The Episcopal Church and the Anglican Church of Canada have been asked to withdraw from the international group for three years during which they should reconsider their support for Gene Robinson, the openly gay Bishop of New Hampshire.

It was declared the withdrawal of the two churches should be reviewed in 2008 at the Lambeth Conference, the 10-yearly meeting of all Anglican bishops. There was also a call for a temporary suspension on the blessing of same-sex unions while the issue was discussed. It is the first formal split in the communion over homosexuality.

“We ask our fellow primates to use their best influence to persuade their brothers and sisters to exercise a moratorium on public rites of blessing for same-sex unions and on the consecration of any bishop living in a sexual relationship outside Christian marriage,” the statement said.

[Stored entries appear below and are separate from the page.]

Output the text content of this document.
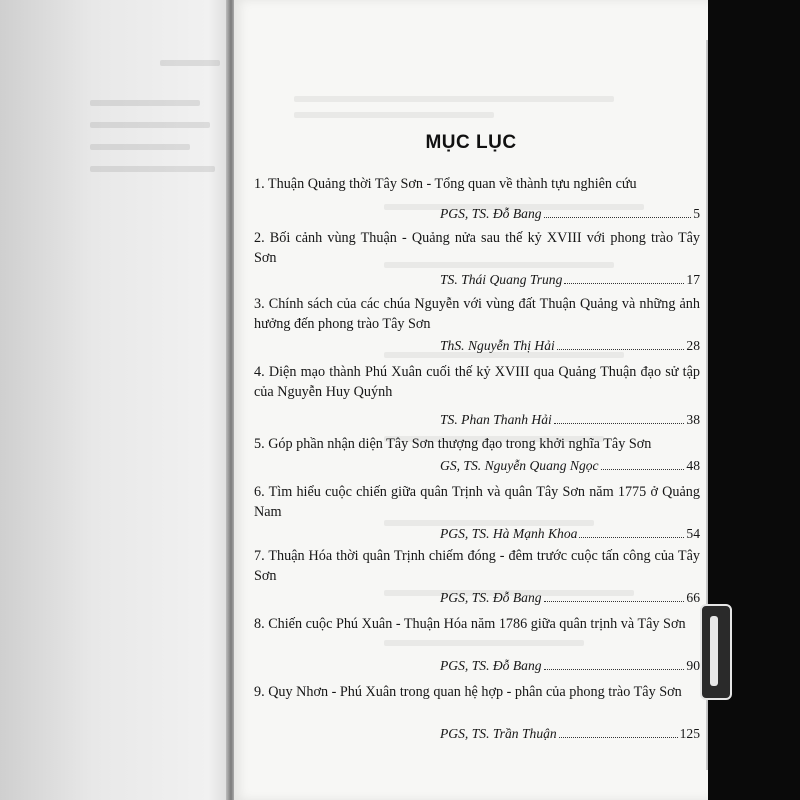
MỤC LỤC
1. Thuận Quảng thời Tây Sơn - Tổng quan về thành tựu nghiên cứu
PGS, TS. Đỗ Bang	5
2. Bối cảnh vùng Thuận - Quảng nửa sau thế kỷ XVIII với phong trào Tây Sơn
TS. Thái Quang Trung	17
3. Chính sách của các chúa Nguyễn với vùng đất Thuận Quảng và những ảnh hưởng đến phong trào Tây Sơn
ThS. Nguyễn Thị Hải	28
4. Diện mạo thành Phú Xuân cuối thế kỷ XVIII qua Quảng Thuận đạo sử tập của Nguyễn Huy Quýnh
TS. Phan Thanh Hải	38
5. Góp phần nhận diện Tây Sơn thượng đạo trong khởi nghĩa Tây Sơn
GS, TS. Nguyễn Quang Ngọc	48
6. Tìm hiểu cuộc chiến giữa quân Trịnh và quân Tây Sơn năm 1775 ở Quảng Nam
PGS, TS. Hà Mạnh Khoa	54
7. Thuận Hóa thời quân Trịnh chiếm đóng - đêm trước cuộc tấn công của Tây Sơn
PGS, TS. Đỗ Bang	66
8. Chiến cuộc Phú Xuân - Thuận Hóa năm 1786 giữa quân trịnh và Tây Sơn
PGS, TS. Đỗ Bang	90
9. Quy Nhơn - Phú Xuân trong quan hệ hợp - phân của phong trào Tây Sơn
PGS, TS. Trần Thuận	125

The Northern Ireland meeting also reaffirmed a resolution adopted by all Anglican bishops in 1998 which declared that gay practices were “incompatible with Scripture” and opposed the ordination of gay priests and the blessing of same-sex couples.

However, the American Bishop Steve Charleston said the North Americans were unlikely to change their position.

“I think Gene is something of a champion of human rights,” he told BBC Radio. “Like people of colour before him, they got tired of sitting at the back of the bus and it was time to stand up and say ‘Here I am, I am an honest decent human being and you must treat me with respect.’ That is essentially what Gene is doing and I honour him for it.